Horav Yaakov Neiman, zl, explains that this was Yosef. Shem Shomayim shagur b’piv, “The name of Heaven was fluent in his mouth” (Rashi Ibid. 39:3). He was completely attached to the Almighty. Thus, his response to Pharaoh was spontaneous. It is related (He’emanti Va’Adabeirah) that the venerable Mashgiach of Mir, Horav Yeruchem Levovitz, zl, was once traveling by train. He was holding his gloves loosely in his hand, when one of the gloves flew out the open window. Rav Yeruchem’s immediate reaction was to fling the other glove out of the window. Why? This way, in case someone were to discover the glove, he would find its pair – thus providing him with a pair of gloves. After all, what good is one glove? This is the reaction of an individual who always thinks of others. No gam zu l’tovah, or it should be a kaparah; just, “How can I help another person?” Our spontaneous reactions define who we are and what we think about. A person’s essence comes to the fore when he does not have the luxury of time to prepare, to think, to mull over a situation and issue a proper (politically correct) response. The real person is manifest when he is up against the wall, and he needs to produce a spontaneous reaction.
A distinguished Rav delivered a lecture at one of the seminaries in Eretz Yisrael.
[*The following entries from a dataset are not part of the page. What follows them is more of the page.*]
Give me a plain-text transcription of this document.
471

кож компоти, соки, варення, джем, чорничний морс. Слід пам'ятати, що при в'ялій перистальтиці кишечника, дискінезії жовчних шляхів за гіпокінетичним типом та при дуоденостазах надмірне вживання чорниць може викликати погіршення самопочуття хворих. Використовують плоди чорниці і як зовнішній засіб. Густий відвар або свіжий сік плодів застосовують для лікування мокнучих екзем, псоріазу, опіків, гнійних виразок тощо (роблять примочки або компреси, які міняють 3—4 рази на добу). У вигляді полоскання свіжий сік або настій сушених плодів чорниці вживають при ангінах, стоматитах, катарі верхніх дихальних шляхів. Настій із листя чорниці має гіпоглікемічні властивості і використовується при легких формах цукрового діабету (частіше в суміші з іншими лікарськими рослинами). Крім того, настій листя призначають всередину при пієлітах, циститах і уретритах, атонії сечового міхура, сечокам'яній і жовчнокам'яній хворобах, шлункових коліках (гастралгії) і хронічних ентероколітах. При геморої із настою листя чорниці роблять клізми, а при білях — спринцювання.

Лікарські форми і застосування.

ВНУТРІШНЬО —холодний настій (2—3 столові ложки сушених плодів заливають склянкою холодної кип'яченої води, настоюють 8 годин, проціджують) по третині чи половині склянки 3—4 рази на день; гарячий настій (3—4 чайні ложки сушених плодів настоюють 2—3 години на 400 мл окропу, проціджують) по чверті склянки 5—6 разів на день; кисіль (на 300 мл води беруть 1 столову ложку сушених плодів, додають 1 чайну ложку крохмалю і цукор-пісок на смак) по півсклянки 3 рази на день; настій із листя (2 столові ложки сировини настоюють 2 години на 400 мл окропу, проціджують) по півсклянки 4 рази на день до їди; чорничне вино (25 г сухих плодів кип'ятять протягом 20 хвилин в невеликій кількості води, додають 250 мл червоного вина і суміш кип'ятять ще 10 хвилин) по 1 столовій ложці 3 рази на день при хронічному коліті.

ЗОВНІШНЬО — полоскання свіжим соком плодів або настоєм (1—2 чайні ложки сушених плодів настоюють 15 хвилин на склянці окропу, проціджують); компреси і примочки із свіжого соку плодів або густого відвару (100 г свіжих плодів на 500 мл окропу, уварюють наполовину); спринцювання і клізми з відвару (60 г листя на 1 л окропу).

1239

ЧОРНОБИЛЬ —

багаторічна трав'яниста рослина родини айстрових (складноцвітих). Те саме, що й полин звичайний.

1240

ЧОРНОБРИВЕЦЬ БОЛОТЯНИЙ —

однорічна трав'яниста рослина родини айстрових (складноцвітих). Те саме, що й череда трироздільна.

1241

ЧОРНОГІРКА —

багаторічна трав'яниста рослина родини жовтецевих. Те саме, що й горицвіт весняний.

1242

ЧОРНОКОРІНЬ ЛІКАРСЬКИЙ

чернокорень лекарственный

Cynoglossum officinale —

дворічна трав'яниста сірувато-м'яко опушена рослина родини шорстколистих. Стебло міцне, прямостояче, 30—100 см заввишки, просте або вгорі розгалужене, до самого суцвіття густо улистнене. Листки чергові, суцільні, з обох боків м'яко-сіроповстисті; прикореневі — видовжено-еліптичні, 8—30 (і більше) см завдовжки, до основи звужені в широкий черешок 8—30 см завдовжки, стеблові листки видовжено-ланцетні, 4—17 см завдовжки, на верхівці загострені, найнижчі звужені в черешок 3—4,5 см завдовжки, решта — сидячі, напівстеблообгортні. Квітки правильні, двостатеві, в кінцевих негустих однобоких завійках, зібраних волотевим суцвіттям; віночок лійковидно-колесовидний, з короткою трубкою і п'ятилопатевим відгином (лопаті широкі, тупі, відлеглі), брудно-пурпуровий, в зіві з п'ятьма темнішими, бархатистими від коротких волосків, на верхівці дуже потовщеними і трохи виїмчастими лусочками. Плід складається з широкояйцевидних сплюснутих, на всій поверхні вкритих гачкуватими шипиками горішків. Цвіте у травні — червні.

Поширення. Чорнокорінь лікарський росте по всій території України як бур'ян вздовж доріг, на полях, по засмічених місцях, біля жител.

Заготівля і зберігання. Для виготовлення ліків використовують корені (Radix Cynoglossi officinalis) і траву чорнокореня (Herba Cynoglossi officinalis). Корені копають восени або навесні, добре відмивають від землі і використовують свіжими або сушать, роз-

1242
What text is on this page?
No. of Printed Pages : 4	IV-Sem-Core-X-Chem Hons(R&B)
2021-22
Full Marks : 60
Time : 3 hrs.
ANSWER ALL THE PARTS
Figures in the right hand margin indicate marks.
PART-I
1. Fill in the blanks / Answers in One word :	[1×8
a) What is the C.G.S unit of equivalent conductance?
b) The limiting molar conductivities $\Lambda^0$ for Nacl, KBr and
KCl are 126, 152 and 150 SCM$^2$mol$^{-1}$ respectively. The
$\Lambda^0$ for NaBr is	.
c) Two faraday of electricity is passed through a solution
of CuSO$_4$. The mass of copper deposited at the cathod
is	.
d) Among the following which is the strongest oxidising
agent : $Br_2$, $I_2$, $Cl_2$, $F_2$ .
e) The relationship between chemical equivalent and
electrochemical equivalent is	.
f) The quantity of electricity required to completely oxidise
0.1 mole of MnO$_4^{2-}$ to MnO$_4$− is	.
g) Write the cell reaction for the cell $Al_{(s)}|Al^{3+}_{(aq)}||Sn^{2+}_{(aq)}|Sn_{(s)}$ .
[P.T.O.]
He commenced his lecture with a question: “I will state one word, and you will give me your immediate reaction to that word. (In other words, “What does that word invoke you to think about?”). The first word was echad, one. The common response was “two.” The next word was abba, father, which evoked the response of ima, mother. The Rav noted their replies and explained to them the actual replies he had hoped they would provide. The word echad should have been an immediate correlation to Hashem, Who is truly the only “one.” Abba, father, should have elicited Avinu She’ba’Shomayim; “Our Heavenly Father.” How one instinctively responds demonstrates what is on his mind and his line of thinking, which, for the most part, reflects his identity.